Thanks for your response. So, the first step would be to convert all PDFs into Markdown format. After that, I can review the Markdown files to verify that everything has been extracted correctly. Then, as a next step, I could run an additional preprocessing stage using a German lemmatizer? Correct?

Would the resulting output be ready to upload directly into OpenWebUI as “documents,” or would I need to use another tool or component for that step?

[-]

Fun_Smoke4792@reddit

You don't have to do the conversation now. I mean you can check your chunks first. Maybe they're already wrong, then you can do nothing to make it better. Chunking makes the retrieval part better. But fixed size is fine. For markdown, you can do more, i.e. you can have your list as a chunk, it won't break in the middle. You can have headings as extra context or use it as separator, so your chunks can provide a better context. And this costs almost the same with fixed size chunking.

[-]

Disastrous_Look_1745@reddit

German language RAG is a whole different beast - i've been down this path with multilingual document processing. The embedding model choice is crucial here.. bge-m3 is decent for multilingual but for German specifically you might want to check out the German BERT variants or even the new multilingual e5 models. They tend to capture German semantics way better.

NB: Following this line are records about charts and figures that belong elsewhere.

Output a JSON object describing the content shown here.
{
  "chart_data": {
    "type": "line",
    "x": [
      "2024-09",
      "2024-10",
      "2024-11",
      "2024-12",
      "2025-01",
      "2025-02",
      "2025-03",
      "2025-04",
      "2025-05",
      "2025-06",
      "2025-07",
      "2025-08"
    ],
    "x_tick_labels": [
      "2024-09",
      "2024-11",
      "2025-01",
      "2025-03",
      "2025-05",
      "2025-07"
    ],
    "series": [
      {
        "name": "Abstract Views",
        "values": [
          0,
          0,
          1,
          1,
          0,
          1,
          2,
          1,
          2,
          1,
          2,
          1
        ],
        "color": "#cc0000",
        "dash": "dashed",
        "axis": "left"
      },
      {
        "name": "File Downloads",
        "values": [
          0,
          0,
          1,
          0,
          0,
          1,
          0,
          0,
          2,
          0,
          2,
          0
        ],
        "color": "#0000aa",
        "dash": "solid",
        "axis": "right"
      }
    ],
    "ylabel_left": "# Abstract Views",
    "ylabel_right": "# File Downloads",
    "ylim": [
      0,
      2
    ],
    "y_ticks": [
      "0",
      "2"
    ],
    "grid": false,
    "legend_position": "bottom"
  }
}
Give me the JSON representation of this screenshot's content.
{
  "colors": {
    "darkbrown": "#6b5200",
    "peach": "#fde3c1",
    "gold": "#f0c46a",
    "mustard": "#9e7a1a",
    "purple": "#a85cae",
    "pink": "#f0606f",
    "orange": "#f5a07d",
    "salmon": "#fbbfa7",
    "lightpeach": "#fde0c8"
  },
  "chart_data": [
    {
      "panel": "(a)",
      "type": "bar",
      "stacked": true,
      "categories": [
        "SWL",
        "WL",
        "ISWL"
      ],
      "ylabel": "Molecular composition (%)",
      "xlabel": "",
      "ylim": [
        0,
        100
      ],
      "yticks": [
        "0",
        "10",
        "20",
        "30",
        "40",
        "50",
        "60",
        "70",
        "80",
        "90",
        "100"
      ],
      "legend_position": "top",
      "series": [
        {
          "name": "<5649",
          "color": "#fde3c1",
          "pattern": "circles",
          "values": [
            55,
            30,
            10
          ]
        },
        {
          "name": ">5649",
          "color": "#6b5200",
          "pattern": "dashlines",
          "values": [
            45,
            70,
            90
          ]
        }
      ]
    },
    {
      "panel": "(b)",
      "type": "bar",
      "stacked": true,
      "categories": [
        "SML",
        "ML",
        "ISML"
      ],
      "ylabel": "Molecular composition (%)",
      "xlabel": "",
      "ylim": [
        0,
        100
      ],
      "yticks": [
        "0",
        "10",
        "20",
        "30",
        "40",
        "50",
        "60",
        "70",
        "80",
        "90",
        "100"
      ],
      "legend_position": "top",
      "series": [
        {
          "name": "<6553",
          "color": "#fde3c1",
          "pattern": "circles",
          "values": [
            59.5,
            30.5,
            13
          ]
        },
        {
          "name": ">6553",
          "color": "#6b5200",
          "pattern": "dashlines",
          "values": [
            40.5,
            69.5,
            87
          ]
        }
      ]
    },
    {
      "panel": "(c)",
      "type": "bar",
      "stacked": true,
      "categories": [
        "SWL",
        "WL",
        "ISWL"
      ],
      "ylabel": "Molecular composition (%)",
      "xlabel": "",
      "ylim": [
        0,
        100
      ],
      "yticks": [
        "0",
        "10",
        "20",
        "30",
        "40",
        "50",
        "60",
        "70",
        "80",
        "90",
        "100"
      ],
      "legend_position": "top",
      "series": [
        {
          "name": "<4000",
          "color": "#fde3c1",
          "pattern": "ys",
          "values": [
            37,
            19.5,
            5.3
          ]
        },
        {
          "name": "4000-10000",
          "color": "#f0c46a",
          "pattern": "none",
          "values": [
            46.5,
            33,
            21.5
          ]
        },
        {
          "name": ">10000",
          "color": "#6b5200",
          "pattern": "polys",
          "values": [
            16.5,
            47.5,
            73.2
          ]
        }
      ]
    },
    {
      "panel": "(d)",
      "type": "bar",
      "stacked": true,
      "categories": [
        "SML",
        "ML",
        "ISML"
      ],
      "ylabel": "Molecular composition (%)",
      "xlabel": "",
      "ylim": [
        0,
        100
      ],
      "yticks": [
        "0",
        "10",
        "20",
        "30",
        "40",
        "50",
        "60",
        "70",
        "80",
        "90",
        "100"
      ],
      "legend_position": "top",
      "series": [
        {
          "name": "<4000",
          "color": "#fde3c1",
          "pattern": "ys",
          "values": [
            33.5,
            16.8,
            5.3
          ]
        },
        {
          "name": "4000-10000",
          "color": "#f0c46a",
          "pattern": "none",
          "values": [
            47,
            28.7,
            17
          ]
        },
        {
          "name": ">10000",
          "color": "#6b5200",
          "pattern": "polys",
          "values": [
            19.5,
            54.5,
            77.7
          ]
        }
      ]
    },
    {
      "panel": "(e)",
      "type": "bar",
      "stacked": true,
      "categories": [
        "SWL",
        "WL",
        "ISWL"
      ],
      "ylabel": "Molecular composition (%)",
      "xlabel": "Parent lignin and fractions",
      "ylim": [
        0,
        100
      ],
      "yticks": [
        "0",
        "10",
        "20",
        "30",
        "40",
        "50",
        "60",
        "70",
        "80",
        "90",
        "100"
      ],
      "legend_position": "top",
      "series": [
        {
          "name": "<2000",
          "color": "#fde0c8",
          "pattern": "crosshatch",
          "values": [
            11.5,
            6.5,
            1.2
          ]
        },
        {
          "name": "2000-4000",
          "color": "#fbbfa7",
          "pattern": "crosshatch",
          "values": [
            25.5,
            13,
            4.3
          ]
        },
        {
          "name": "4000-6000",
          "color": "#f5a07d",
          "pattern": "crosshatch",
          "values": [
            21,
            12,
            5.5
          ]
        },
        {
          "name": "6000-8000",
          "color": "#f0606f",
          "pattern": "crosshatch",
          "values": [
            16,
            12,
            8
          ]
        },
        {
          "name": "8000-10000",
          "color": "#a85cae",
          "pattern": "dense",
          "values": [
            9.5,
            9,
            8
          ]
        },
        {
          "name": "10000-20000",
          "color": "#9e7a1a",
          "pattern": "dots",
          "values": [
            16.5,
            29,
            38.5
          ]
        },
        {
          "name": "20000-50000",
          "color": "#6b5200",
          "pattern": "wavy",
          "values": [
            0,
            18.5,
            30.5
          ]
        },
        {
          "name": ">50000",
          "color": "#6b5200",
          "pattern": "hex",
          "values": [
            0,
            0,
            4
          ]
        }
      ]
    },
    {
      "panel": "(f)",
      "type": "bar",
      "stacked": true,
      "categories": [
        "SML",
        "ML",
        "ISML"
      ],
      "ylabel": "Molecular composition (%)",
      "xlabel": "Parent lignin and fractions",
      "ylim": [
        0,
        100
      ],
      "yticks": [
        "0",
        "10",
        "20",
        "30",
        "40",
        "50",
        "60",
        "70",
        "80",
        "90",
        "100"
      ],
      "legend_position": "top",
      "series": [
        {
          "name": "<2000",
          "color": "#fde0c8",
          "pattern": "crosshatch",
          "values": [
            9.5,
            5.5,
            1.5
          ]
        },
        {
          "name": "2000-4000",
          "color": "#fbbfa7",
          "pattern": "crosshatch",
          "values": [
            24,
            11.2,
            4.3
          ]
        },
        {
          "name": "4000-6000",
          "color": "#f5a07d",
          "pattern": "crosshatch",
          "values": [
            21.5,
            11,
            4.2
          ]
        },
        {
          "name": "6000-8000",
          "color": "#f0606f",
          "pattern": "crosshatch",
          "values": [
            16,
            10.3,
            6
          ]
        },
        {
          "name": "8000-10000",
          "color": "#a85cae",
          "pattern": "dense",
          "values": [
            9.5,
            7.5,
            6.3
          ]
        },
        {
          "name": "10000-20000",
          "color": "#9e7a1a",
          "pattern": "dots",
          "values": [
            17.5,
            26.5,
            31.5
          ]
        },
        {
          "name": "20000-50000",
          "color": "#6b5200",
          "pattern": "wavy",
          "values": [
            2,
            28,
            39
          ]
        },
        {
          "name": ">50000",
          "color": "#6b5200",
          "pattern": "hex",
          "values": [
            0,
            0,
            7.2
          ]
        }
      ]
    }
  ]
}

For your inconsistent results problem - this sounds like a chunking issue more than anything else. Apache Tika can be hit or miss with complex PDFs, especially if they have tables or weird formatting. We actually built our own PDF processing pipeline at Nanonets because of similar issues. If you're open to trying alternatives, Docstrange has some solid German language support for document extraction - might be worth checking out for the preprocessing part at least. The key is getting clean, consistent text chunks before they even hit your embedding model.

[-]

b5761@reddit (OP)

Yes, that’s exactly the point. I assume I can perform a kind of “lightweight fine-tuning,” for example by experimenting with different chunk sizes or overlap strategies. However, I’ve also heard that you can achieve a much larger optimization step by building a custom PDF processing pipeline, executed outside of OpenWebUI.

Since I’m still new to this topic, my main question is how exactly this setup could be implemented — and how the processed data or embeddings could then be accessed or integrated back into OpenWebUI.